Por isso, não vejo espaço para neutralidade nessa discussão. Quem trabalha com banco de dados e decide ignorar Inteligência Artificial está fazendo uma aposta ruim sobre o próprio futuro profissional. Da mesma forma, quem acredita que basta dominar IA e abandonar os fundamentos técnicos também está cometendo um erro grave. O caminho mais sólido é a combinação das duas competências, porque uma sem a outra produz limitações claras: conhecimento sem automação perde velocidade, enquanto automação sem conhecimento perde confiabilidade.

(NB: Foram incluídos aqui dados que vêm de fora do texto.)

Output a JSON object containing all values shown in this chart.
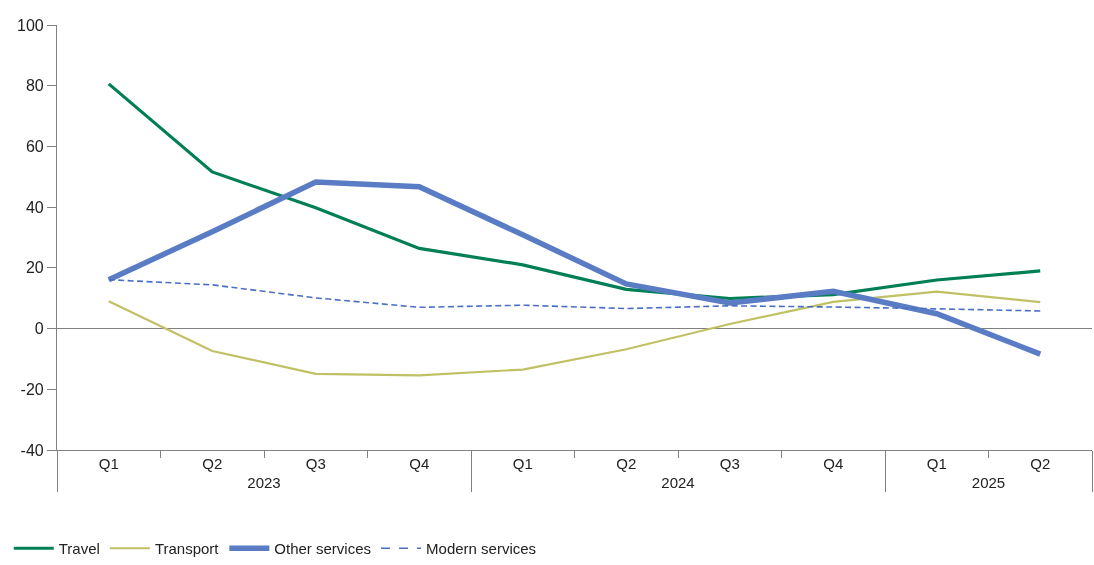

O DBA da próxima geração precisará dominar Oracle o suficiente para questionar a máquina e dominar Inteligência Artificial o suficiente para não desperdiçar o poder dela. Precisará conhecer fundamentos, interpretar evidências, compreender arquitetura, automatizar o que puder e preservar sob responsabilidade humana aquilo que realmente exige julgamento. No fim das contas, a direção é clara: conhecimento para compreender, evidência para diagnosticar, Inteligência Artificial para acelerar e experiência para decidir. Quem conseguir reunir essas competências não apenas continuará relevante, mas estará entre os profissionais que definirão a próxima fase da administração de bancos de dados.